Il ministero, inoltre, ha riferito di due ulteriori potenziali investitori interessati a insediarsi a Cassino e Pomigliano. “Riteniamo importante – dicono i sindacati – il palesarsi di soluzioni utili alla ricollocazione dei lavoratori. Ora bisognerà fare i necessari approfondimenti, anche in sede regionale, in merito alla proposta per poter fare una valutazione completa”.

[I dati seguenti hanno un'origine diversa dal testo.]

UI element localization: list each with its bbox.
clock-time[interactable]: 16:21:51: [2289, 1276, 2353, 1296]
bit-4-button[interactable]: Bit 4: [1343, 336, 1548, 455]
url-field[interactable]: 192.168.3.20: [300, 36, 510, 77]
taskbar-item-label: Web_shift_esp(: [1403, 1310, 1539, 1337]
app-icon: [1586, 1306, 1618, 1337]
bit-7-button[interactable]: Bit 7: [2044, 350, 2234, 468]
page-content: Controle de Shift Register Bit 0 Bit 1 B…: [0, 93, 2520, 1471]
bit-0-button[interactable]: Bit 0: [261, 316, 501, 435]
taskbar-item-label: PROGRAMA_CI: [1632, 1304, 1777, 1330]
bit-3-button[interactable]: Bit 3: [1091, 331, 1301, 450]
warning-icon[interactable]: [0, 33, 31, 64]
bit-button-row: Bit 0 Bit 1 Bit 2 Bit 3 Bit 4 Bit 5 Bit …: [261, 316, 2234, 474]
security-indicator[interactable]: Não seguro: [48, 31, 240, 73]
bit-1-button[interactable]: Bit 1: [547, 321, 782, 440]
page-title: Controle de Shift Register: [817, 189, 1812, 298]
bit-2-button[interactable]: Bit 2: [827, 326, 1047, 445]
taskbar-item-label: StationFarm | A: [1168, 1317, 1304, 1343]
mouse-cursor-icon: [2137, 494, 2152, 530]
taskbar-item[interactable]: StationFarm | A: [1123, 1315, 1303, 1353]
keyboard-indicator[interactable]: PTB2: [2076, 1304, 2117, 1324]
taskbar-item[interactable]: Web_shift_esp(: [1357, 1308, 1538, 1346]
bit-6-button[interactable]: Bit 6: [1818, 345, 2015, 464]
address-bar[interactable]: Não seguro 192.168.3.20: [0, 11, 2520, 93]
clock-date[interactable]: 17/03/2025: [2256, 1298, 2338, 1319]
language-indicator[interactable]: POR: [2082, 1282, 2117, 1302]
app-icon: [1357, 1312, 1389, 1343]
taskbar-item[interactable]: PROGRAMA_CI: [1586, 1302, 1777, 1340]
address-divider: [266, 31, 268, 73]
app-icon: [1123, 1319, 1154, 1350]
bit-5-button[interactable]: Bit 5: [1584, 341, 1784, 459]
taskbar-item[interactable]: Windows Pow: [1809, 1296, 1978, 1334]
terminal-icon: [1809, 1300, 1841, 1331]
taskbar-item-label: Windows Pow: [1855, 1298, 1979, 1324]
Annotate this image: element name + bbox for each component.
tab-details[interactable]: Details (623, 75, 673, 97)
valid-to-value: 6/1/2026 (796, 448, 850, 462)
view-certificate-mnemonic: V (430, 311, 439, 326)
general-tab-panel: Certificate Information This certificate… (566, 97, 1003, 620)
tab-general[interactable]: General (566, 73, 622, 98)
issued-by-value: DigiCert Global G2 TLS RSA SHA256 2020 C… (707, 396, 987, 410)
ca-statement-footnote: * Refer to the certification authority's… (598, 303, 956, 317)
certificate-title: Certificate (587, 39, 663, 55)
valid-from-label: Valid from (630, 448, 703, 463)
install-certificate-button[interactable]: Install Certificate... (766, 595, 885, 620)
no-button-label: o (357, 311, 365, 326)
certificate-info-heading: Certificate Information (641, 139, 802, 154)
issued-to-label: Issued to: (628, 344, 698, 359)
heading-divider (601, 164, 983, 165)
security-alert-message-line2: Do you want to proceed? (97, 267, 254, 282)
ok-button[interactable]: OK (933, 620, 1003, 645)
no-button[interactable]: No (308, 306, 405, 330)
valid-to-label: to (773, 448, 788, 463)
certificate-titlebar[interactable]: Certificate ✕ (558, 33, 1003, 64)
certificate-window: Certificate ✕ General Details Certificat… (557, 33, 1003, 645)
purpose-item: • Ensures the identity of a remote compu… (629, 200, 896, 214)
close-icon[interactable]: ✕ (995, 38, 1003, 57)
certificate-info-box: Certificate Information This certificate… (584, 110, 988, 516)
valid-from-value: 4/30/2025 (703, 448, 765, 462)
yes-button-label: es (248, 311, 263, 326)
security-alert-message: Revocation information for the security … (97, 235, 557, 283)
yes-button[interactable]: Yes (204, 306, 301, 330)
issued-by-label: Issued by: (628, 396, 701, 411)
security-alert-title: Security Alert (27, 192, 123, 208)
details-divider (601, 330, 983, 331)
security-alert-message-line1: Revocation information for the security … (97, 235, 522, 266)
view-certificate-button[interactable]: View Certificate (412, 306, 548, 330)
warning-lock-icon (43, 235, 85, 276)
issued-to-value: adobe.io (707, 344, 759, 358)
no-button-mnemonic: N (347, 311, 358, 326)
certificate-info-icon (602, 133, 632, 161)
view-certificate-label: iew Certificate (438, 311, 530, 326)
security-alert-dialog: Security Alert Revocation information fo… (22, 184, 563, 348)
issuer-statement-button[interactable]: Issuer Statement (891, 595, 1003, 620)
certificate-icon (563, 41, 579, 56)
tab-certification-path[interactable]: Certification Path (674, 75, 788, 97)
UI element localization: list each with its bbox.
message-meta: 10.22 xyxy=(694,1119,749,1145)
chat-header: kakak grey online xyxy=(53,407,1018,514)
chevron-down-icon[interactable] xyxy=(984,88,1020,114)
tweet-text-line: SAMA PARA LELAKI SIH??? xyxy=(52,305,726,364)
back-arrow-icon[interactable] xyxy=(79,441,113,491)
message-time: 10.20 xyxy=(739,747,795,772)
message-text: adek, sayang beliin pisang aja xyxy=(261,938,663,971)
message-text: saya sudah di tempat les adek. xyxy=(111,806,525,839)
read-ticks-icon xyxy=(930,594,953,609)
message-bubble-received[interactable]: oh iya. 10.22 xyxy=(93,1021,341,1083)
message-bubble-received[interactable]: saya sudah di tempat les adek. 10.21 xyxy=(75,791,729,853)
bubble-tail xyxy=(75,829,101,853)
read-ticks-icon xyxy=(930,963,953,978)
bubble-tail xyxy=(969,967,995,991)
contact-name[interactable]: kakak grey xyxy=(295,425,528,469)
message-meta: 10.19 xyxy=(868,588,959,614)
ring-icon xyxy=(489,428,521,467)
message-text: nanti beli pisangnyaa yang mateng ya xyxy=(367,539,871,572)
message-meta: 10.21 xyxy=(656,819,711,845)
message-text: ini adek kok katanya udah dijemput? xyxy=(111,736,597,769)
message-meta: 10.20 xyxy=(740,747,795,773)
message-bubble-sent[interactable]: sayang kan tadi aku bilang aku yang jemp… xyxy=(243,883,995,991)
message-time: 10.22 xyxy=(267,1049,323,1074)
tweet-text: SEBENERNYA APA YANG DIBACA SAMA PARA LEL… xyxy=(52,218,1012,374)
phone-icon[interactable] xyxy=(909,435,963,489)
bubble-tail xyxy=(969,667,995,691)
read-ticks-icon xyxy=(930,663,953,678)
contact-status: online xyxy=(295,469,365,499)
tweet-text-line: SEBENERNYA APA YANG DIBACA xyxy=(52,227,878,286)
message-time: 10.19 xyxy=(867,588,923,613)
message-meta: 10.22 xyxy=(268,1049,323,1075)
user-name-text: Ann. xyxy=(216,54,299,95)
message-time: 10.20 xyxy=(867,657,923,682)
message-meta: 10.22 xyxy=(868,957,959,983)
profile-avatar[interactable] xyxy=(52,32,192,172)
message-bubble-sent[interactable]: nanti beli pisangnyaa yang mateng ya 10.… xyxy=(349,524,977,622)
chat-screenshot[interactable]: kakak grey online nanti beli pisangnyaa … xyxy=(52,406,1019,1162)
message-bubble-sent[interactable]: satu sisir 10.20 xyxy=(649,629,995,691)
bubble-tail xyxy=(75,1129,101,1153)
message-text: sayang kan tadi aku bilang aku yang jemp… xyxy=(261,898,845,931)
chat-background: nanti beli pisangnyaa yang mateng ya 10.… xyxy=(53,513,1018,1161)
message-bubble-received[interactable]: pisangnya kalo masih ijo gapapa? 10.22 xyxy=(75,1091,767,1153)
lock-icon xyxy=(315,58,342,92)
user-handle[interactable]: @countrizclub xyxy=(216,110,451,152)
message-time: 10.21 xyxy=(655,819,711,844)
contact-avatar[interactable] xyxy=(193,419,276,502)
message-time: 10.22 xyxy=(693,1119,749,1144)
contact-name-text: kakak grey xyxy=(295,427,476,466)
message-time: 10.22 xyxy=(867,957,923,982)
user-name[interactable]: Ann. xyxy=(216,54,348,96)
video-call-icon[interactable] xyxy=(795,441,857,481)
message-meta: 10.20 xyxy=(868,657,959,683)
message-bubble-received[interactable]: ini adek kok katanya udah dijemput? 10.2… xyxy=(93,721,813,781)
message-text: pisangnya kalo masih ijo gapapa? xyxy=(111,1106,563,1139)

Fiom, Fim, Uilm, Fismic, Uglm e Aqcfr esprimono “fortissimo biasimo verso Trasnova, Logitech e Teknoservice che stanno dimostrando assoluta noncuranza verso i lavoratori, rifiutando di utilizzare ammortizzatori sociali ed evitando di attivarsi per qualsivoglia opportunità di ricollocazione”.
E così concludono: “Addirittura Teknoservice risulta aver ricevuto in subappalto nuove attività proprio nella provincia di Frosinone e ciò nonostante non aver offerto alcuna ricollocazione. Ribadiamo la nostra richiesta di ritirare i licenziamenti e arrivare alla cassa integrazione, nonché di verificare subito la solidità della disponibilità di Napoli Uno, dando ai lavoratori la possibilità di candidarsi alle postazioni disponibili”.